Extra comparisons, this cell will ask you to load the file for the model that was trained with 2000 classes and 100 epochs.
will open a window to find the file located in the folder "full class model folder"

In [30]:
# save paths and load the model
singleModel_path = win32api.GetShortPathName(single_model)
single_model = load_model(singleModel_path, compile=False)

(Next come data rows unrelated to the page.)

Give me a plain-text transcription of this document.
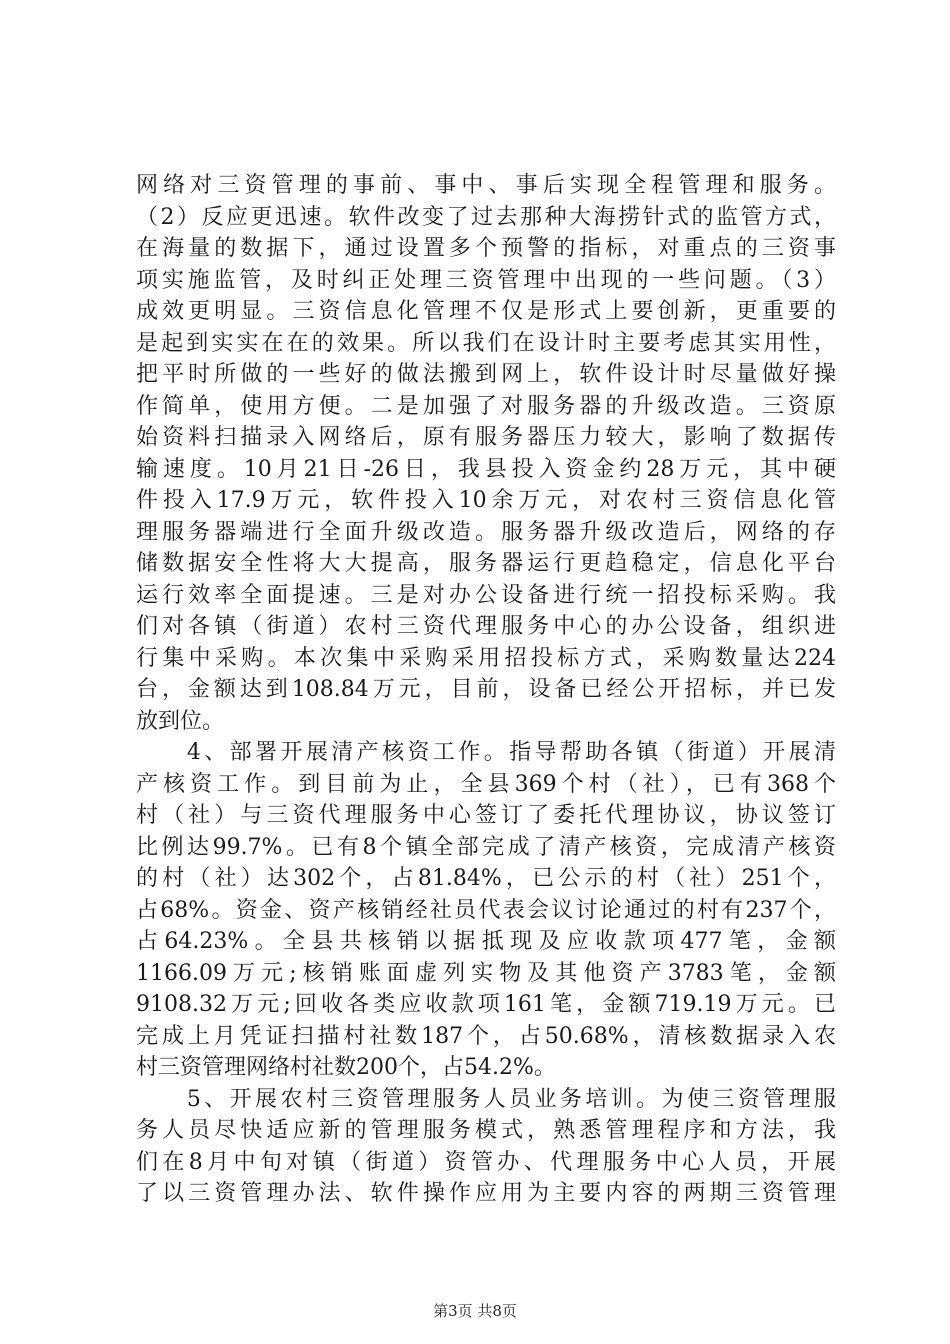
网络对三资管理的事前、事中、事后实现全程管理和服务。
（2）反应更迅速。软件改变了过去那种大海捞针式的监管方式，
在海量的数据下，通过设置多个预警的指标，对重点的三资事
项实施监管，及时纠正处理三资管理中出现的一些问题。（3）
成效更明显。三资信息化管理不仅是形式上要创新，更重要的
是起到实实在在的效果。所以我们在设计时主要考虑其实用性，
把平时所做的一些好的做法搬到网上，软件设计时尽量做好操
作简单，使用方便。二是加强了对服务器的升级改造。三资原
始资料扫描录入网络后，原有服务器压力较大，影响了数据传
输速度。10月21日-26日，我县投入资金约28万元，其中硬
件投入17.9万元，软件投入10余万元，对农村三资信息化管
理服务器端进行全面升级改造。服务器升级改造后，网络的存
储数据安全性将大大提高，服务器运行更趋稳定，信息化平台
运行效率全面提速。三是对办公设备进行统一招投标采购。我
们对各镇（街道）农村三资代理服务中心的办公设备，组织进
行集中采购。本次集中采购采用招投标方式，采购数量达224
台，金额达到108.84万元，目前，设备已经公开招标，并已发
放到位。
　　4、部署开展清产核资工作。指导帮助各镇（街道）开展清
产核资工作。到目前为止，全县369个村（社），已有368个
村（社）与三资代理服务中心签订了委托代理协议，协议签订
比例达99.7%。已有8个镇全部完成了清产核资，完成清产核资
的村（社）达302个，占81.84%，已公示的村（社）251个，
占68%。资金、资产核销经社员代表会议讨论通过的村有237个，
占64.23%。全县共核销以据抵现及应收款项477笔，金额
1166.09万元;核销账面虚列实物及其他资产3783笔，金额
9108.32万元;回收各类应收款项161笔，金额719.19万元。已
完成上月凭证扫描村社数187个，占50.68%，清核数据录入农
村三资管理网络村社数200个，占54.2%。
　　5、开展农村三资管理服务人员业务培训。为使三资管理服
务人员尽快适应新的管理服务模式，熟悉管理程序和方法，我
们在8月中旬对镇（街道）资管办、代理服务中心人员，开展
了以三资管理办法、软件操作应用为主要内容的两期三资管理
第3页 共8页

# Perform prediction on the image using the model
predictions = single_model.predict(image_array)

# Get the top 10 results
top_results = np.argsort(predictions[0])[-10:][::-1]  # Get indices of top 10 predictions

# Display the top 10 results
print(f"Accuracy of results for '{image_name}':")
for idx in top_results:
    accuracy = predictions[0][idx]
    print(f"Result: {accuracy}")

Accuracy of results for '38':
Result: 0.00054666877258569
Result: 0.000546460272744298
Result: 0.0005463571287691593
Result: 0.0005447774892672896
Result: 0.000544664217159152
Result: 0.0005443018162623048
Result: 0.0005439831875264645
Result: 0.0005438109510578215
Result: 0.0005432708421722054
Result: 0.0005423048860393465


### Cell 12

This compares the image with the model that was trained for all 2000 classes.
as expected, the accuracy was much smaller and even the diference between the probabilities was not great, showing the fact the models return big accuracy values for many diferent images is consistent also in models trained with all classes too.